UNENDING RIDES BY TAXI, TRAIN AND TATA JEEP

You have “come a fur piece,”   I am, at last, in Dharamsala, as far from home as the Eastern Standard time change would allow to stretch to 9 ½  time zones.  I am here in the Hotel Bhagsu, in a village with the hybrid name “Mc Leod Ghanj, Dharamsala,” and I am tired and battered by the long ride and will now be going to bed for real for the first night in several days in transit.  But, the last view I had in coming up the road by bouncing Tata was that of Dhauladhar (translated as “White Mountain” at 4,500 meters or 18,500 feet) under “alpenglow” from the sun that had set over the horizon.  This amazing Himalayan range was hanging like a mirage before us as we threaded our way over the Sutlej River as we crossed the valleys coming down the foothills on switchbacks.  This was the first ever view of the Himalayas on the part of each of the students accompanying me, and they were all excited—having earlier taken pictures of hillsides that were no more than Appalachian height.  I had said to them: “Just wait a bit longer and you will see the unmistakable Himalayas, and you will not need my help to recognize that they are different from what you have just seen, or anything that you have seen as mountains before.”  I envied them their excitement on looking up at the ”stony clouds” on the horizon as we were driving toward the range.  
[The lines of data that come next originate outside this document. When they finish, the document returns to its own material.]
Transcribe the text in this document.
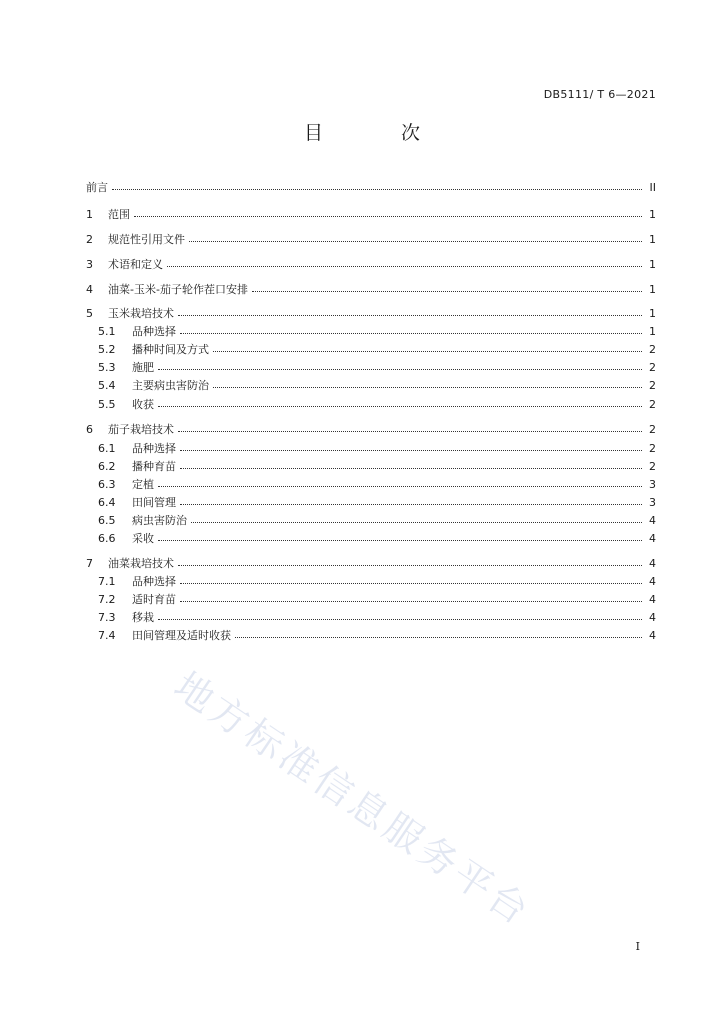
DB5111/ T 6—2021
目 次
前言	II
1	范围	1
2	规范性引用文件	1
3	术语和定义	1
4	油菜-玉米-茄子轮作茬口安排	1
5	玉米栽培技术	1
5.1	品种选择	1
5.2	播种时间及方式	2
5.3	施肥	2
5.4	主要病虫害防治	2
5.5	收获	2
6	茄子栽培技术	2
6.1	品种选择	2
6.2	播种育苗	2
6.3	定植	3
6.4	田间管理	3
6.5	病虫害防治	4
6.6	采收	4
7	油菜栽培技术	4
7.1	品种选择	4
7.2	适时育苗	4
7.3	移栽	4
7.4	田间管理及适时收获	4
地方标准信息服务平台
I
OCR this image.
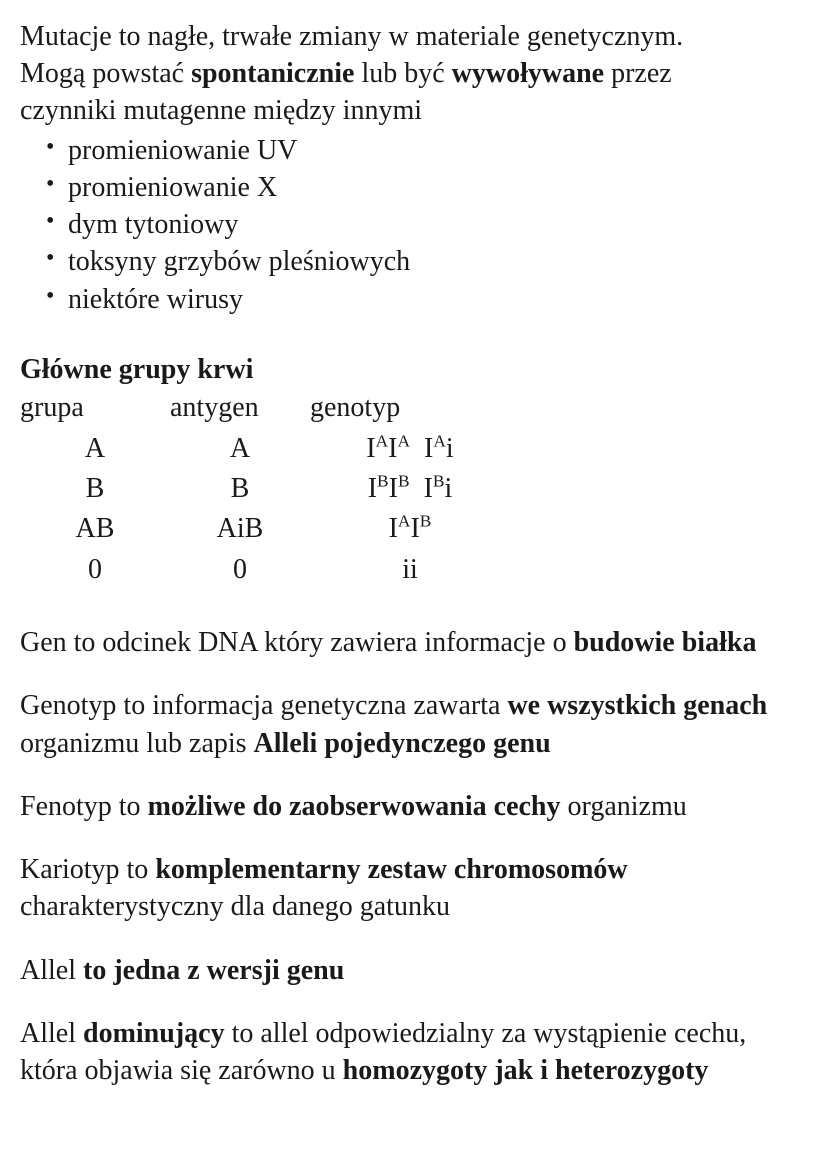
Mutacje to nagłe, trwałe zmiany w materiale genetycznym.
Mogą powstać spontanicznie lub być wywoływane przez
czynniki mutagenne między innymi
• promieniowanie UV
• promieniowanie X
• dym tytoniowy
• toksyny grzybów pleśniowych
• niektóre wirusy
Główne grupy krwi
grupa	antygen	genotyp
A	A	$I^AI^A$ $I^Ai$
B	B	$I^BI^B$ $I^Bi$
AB	AiB	$I^AI^B$
0	0	ii
Gen to odcinek DNA który zawiera informacje o budowie białka
Genotyp to informacja genetyczna zawarta we wszystkich genach organizmu lub zapis Alleli pojedynczego genu
Fenotyp to możliwe do zaobserwowania cechy organizmu
Kariotyp to komplementarny zestaw chromosomów charakterystyczny dla danego gatunku
Allel to jedna z wersji genu
Allel dominujący to allel odpowiedzialny za wystąpienie cechu, która objawia się zarówno u homozygoty jak i heterozygoty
I am at DHAR = 43* 13.51 N, 76* 19.35 E at 6,600 feet, 108 miles above Chandigarh (CHAN) at 165*,  where we began the Tata journey, and 257 miles above Delhi (DELI)  at 160* where we started the train trip to Chandigarh.  Just for a further reference on the air miles we had put in to get us to India, we are now 7,231 miles from DCAA, which the GPS says can most quickly be reached directly by the Great Circle route by going “over the top” at 337*---a little bit west of due north over the pole.  I have unpacked the medical bags, and we have had our opening dinner with all but one of our students (who will be following tomorrow, having been bumped as a “frequent flyer miles” passenger via Amsterdam, and was so discouraged she was about to turn around back to Los Angeles until the call that urged her to come on since we have sent our own Tata and Santush the driver to pick her up at Chandigarh tomorrow.)  I will tell you later about our team, and how each came to be joining in this effort—but that will be in the Apr-C-5  chapter which will follow my first (short) night in bed for a while.

Welcome to a new (fourth) chapter in the “Himalayan High” series!